Monday, March 28, 2011
One of the fun things to do at tinaguis is to shop the used clothing stalls. (I still think the BEST place to shop for used clothing is the Thrift Store in Columbus, Ohio! Man 'o man do they ever have great stuff!) Twenty years ago this market was 99% food vendors. Today it's about 40% vegetables, fruits and other foodstuffs. The rest is new and used (seminuevo) clothing. I don't have that much patience as a rule, but today I ran into Chuy who pointed me to a new stall that had things piled on tables, much of it new, under a sign 10 pesos cada una. That was too good to pass up. I have found some great buys from time to time and since my luck at dominoes has been so terrible, I thought perhaps my shopping mojo might be working. I plunged right in and came up with three items, all different sizes but all seem to fit. There is no place to try anything on so it's always a bit iffy. But if nothing fit I would just recycle it and someone else can pay 10 pesos!
First treasure was this pair of black/white checked shorts. I tend to get into a khaki or white rut here; these are a snazzy update to the tattered shorts collection.
Next, yet another pair of khaki shorts, but these are new, the cuffs aren't frayed, and there are no food stains on the front. I can now toss a couple pair of really disreputable pants.
My third purchase was a pair of khaki trousers, perfect for the cool valley when we get home but much too warm for here. Good for traveling, too. For a total of 30 pesos, about $2.60, I have three new garments to see me through the rest of the season here.
Down to another stall. Here I found a great pair of Capri pants in what I thought was black/white check but turns out to be navy/white. No problem. They were, however, a more expensive purchase; 25 pesos alone.

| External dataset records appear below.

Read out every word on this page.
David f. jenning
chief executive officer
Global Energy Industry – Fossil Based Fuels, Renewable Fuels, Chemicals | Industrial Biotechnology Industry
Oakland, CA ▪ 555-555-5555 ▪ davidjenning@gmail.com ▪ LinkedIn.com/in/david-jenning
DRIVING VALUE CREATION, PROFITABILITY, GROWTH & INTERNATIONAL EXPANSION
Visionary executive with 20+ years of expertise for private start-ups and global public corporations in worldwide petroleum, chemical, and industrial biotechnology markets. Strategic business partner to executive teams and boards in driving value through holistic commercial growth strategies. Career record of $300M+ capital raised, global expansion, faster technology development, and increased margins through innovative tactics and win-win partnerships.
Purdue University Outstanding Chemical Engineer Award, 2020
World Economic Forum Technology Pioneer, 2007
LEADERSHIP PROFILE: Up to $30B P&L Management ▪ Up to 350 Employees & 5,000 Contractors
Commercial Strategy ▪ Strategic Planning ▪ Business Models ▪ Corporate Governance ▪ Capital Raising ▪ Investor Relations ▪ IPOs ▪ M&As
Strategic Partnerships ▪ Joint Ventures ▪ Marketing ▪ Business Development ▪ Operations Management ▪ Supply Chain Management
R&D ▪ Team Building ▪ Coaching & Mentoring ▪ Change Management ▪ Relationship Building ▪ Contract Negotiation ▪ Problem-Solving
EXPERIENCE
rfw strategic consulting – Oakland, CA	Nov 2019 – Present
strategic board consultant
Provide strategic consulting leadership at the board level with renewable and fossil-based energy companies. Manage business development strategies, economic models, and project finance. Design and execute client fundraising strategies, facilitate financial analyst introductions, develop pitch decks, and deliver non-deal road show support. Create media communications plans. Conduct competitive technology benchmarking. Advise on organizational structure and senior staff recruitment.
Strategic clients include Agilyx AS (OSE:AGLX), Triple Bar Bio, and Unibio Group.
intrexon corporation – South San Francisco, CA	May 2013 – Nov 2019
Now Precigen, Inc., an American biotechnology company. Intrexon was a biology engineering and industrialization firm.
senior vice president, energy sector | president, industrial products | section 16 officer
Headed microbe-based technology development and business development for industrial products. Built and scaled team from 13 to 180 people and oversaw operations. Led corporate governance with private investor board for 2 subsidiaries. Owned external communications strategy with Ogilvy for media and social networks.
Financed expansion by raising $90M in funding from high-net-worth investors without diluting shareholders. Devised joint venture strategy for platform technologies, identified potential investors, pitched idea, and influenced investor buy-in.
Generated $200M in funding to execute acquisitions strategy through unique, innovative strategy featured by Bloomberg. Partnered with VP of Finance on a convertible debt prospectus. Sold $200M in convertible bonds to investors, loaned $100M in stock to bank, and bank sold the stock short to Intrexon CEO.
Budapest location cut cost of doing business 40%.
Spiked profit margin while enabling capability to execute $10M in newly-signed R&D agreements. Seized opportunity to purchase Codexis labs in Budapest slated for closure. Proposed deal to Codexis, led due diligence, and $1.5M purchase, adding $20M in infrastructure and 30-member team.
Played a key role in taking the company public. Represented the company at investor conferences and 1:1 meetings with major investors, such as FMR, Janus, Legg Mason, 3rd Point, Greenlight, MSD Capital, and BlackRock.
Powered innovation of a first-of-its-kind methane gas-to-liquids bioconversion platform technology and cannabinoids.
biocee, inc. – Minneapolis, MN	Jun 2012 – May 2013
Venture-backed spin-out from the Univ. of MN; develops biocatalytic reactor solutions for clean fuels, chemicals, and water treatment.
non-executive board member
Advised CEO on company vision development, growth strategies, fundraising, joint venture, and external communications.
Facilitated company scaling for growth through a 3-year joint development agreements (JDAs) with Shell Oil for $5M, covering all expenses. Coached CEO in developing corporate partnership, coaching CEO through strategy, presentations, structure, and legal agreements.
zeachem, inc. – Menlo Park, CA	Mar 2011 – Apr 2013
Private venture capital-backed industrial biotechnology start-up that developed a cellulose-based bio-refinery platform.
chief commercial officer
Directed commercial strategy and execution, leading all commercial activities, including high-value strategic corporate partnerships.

The gringos always wonder if they are paying the same prices as are the locals. I found out today that sometimes they are not. I saw a red short sleeved T-shirt I wanted. I asked the vendor how much. 50 pesos, he said. I balked, put it back and moved on. When I saw Chuy I asked her to see how much he might charge her. 40 pesos. I asked her to buy it for me. Now I realize that 10 pesos isn't much; 85¢ at today's exchange rate. But it's the principle of the thing. I don't like being taken advantage of just because I'm not Mexican. He got his 40 pesos and I got my shirt and saved myself 10 pesos.
Among the other things I bought from my vegetable man was this gorgeous bunch of chard. It's on the menu for dinner.